You don't have to fully reboot every time to check the automation. In Developer Tools you can trigger the automation manually via 'Run' — the homeassistant-start trigger is skipped, but the actions (delay + choose) run exactly as they would. First set a thermostat to 'standby' as a test and watch in the more-info dialog how it snaps back to 'comfort'/heat after a good 30 seconds. For the real test, do a deliberate restart and check the last-changed timestamps of the climate entities.

Frequently asked questions

Why do the KNX thermostats drop to standby on restart at all?

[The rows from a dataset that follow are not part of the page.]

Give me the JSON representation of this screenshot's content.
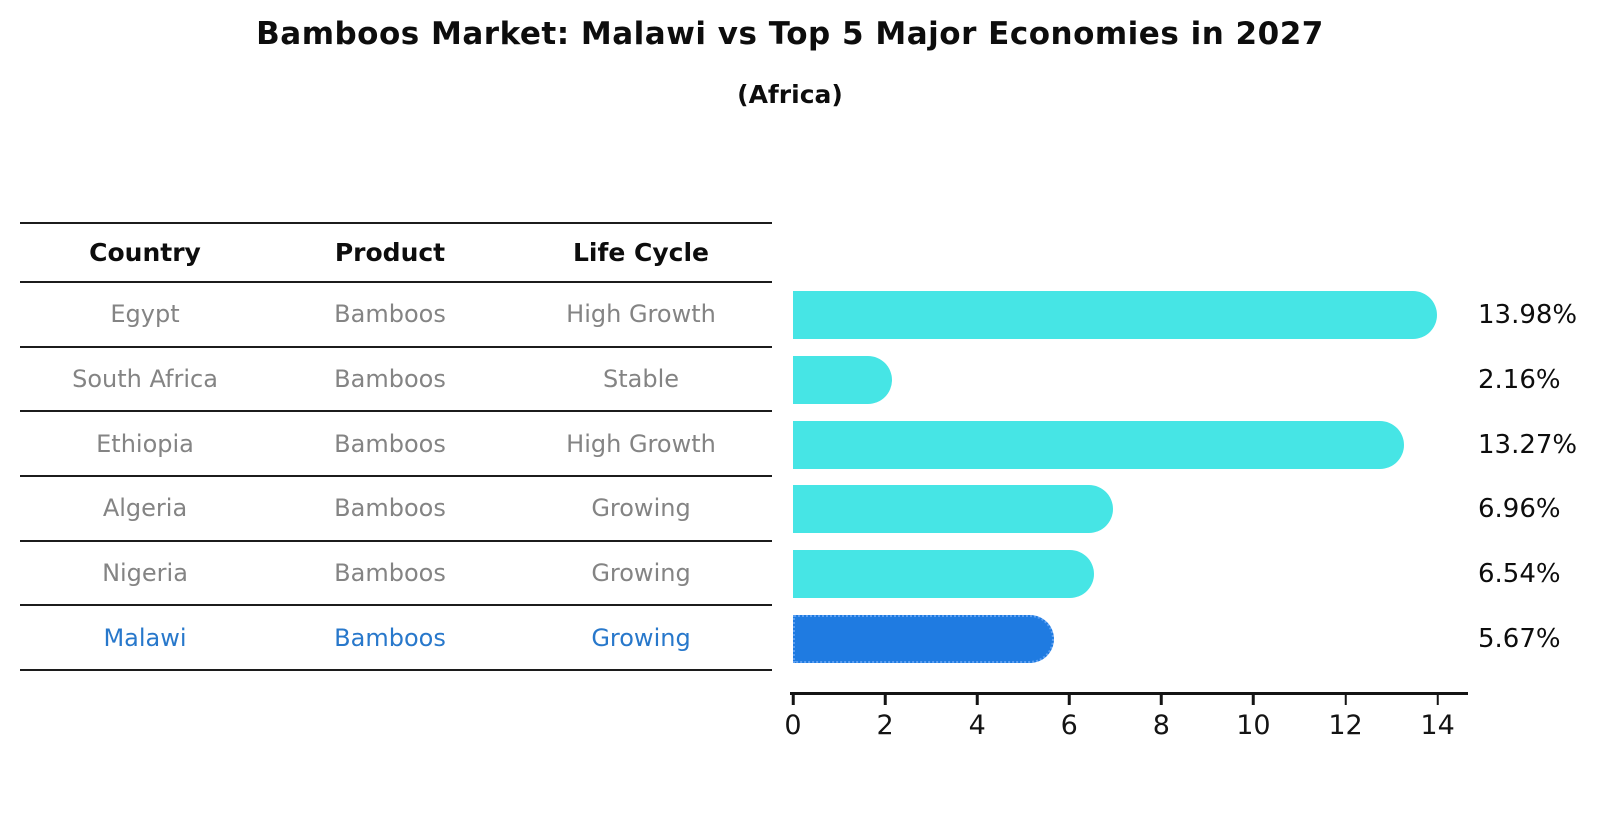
{
  "title": "Bamboos Market: Malawi vs Top 5 Major Economies in 2027",
  "subtitle": "(Africa)",
  "table": {
    "headers": [
      "Country",
      "Product",
      "Life Cycle"
    ],
    "rows": [
      {
        "country": "Egypt",
        "product": "Bamboos",
        "life_cycle": "High Growth"
      },
      {
        "country": "South Africa",
        "product": "Bamboos",
        "life_cycle": "Stable"
      },
      {
        "country": "Ethiopia",
        "product": "Bamboos",
        "life_cycle": "High Growth"
      },
      {
        "country": "Algeria",
        "product": "Bamboos",
        "life_cycle": "Growing"
      },
      {
        "country": "Nigeria",
        "product": "Bamboos",
        "life_cycle": "Growing"
      },
      {
        "country": "Malawi",
        "product": "Bamboos",
        "life_cycle": "Growing"
      }
    ]
  },
  "chart_data": {
    "type": "bar",
    "orientation": "horizontal",
    "title": "Bamboos Market: Malawi vs Top 5 Major Economies in 2027",
    "subtitle": "(Africa)",
    "categories": [
      "Egypt",
      "South Africa",
      "Ethiopia",
      "Algeria",
      "Nigeria",
      "Malawi"
    ],
    "values": [
      13.98,
      2.16,
      13.27,
      6.96,
      6.54,
      5.67
    ],
    "value_labels": [
      "13.98%",
      "2.16%",
      "13.27%",
      "6.96%",
      "6.54%",
      "5.67%"
    ],
    "x_ticks": [
      "0",
      "2",
      "4",
      "6",
      "8",
      "10",
      "12",
      "14"
    ],
    "xlim": [
      0,
      14.66
    ],
    "highlight_index": 5,
    "grid": false,
    "legend": "none"
  },
  "colors": {
    "bar": "#46E5E5",
    "highlight_bar": "#1F7BE1",
    "highlight_bar_border": "#5DA0F2",
    "highlight_text": "#2878CB",
    "table_text": "#848484",
    "axis": "#141414"
  }
}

On restart the KNX integration briefly loses the bus connection. Many KNX climate actuators fall into a safe default on connection loss — often 'standby' or 'off'. Home Assistant does not reconstruct the previous mode after boot automatically, so the actuator stays in the default until something actively resets it. That's precisely the gap the startup automation fills.

Isn't a shorter delay than 30 seconds enough?

Possibly, but it's risky. If you send the command before the climate entities are available, it goes nowhere and the thermostat stays on standby — the bug is back. 30 seconds is a conservative, proven value. On fast hardware you can go down to 15 seconds, but then verify across several restarts that it reliably takes effect.

What if I don't have a night-mode helper at all?

Then you don't need the choose block. Keep just the default branch: 30 seconds delay, then climate.set_hvac_mode heat and climate.set_preset_mode comfort for all thermostats. You only create input_boolean.heizung_nachtmodus if you actually want a nightly set-back.

Does this work for other climate integrations, not just KNX?

Yes. The pattern — trigger on homeassistant start, wait briefly for the entities to become available, then force the desired mode — is generic. Any climate integration that falls into an unwanted default after a restart can be initialised this way. You only adjust the entity IDs and, if needed, the delay duration.